The report speculates that the exchange had been compromised in a phishing attack, allowing hackers to gain control over permissions for many of the platform's operational functions, including its servers.
While the implementation of multi-sig restrictions prevented the attackers from draining the exchange’s funds to wallets under their control, they are able to make transfers to whitelisted addresses — determining the gas fees paid on said transactions.
As such, the researchers believe that the hackers are threatening to empty the exchange’s wallet if they are not paid a bribe, with PeakShield asserting 21,000 ETH remains in the wallet under the hackers’ control.
One wallet pays $5m to move 355.5 ETH in 24 hours
The first multi-million dollar transfer fee occurred on June 10, with $2.6 million in fees being paid to move just 0.55 ETH. Within 24 hours, a second transfer of 350 ETH was made from the same wallet, again spending $2.6 million in gas.

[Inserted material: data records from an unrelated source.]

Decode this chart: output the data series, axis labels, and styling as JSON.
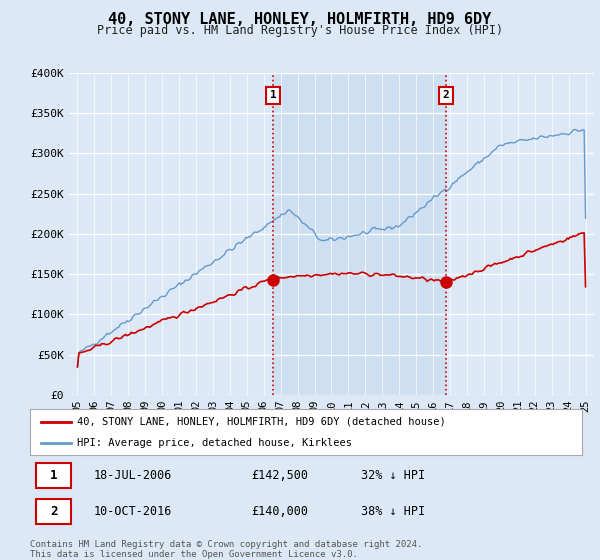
{
  "title": "40, STONY LANE, HONLEY, HOLMFIRTH, HD9 6DY",
  "subtitle": "Price paid vs. HM Land Registry's House Price Index (HPI)",
  "ylim": [
    0,
    400000
  ],
  "yticks": [
    0,
    50000,
    100000,
    150000,
    200000,
    250000,
    300000,
    350000,
    400000
  ],
  "ytick_labels": [
    "£0",
    "£50K",
    "£100K",
    "£150K",
    "£200K",
    "£250K",
    "£300K",
    "£350K",
    "£400K"
  ],
  "x_start_year": 1995,
  "x_end_year": 2025,
  "background_color": "#dce8f5",
  "plot_bg_color": "#dce8f5",
  "shade_color": "#c8dcf0",
  "grid_color": "#ffffff",
  "red_line_color": "#cc0000",
  "blue_line_color": "#6699cc",
  "sale1_year": 2006.54,
  "sale1_price": 142500,
  "sale2_year": 2016.77,
  "sale2_price": 140000,
  "legend_line1": "40, STONY LANE, HONLEY, HOLMFIRTH, HD9 6DY (detached house)",
  "legend_line2": "HPI: Average price, detached house, Kirklees",
  "footer1": "Contains HM Land Registry data © Crown copyright and database right 2024.",
  "footer2": "This data is licensed under the Open Government Licence v3.0."
}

The following day saw the Ethereum network process a third curious transfer, this time from a different wallet. The transaction paid 2,310 ETH to move 3,221 Ether.
The obscure transfers elicited an array of theories from members of the crypto community seeking to explain the seven-figure fees, attributing the transactions to vengeful actions of a former exchange employee, fat-fingered human error, or a bug in a money-laundering bot.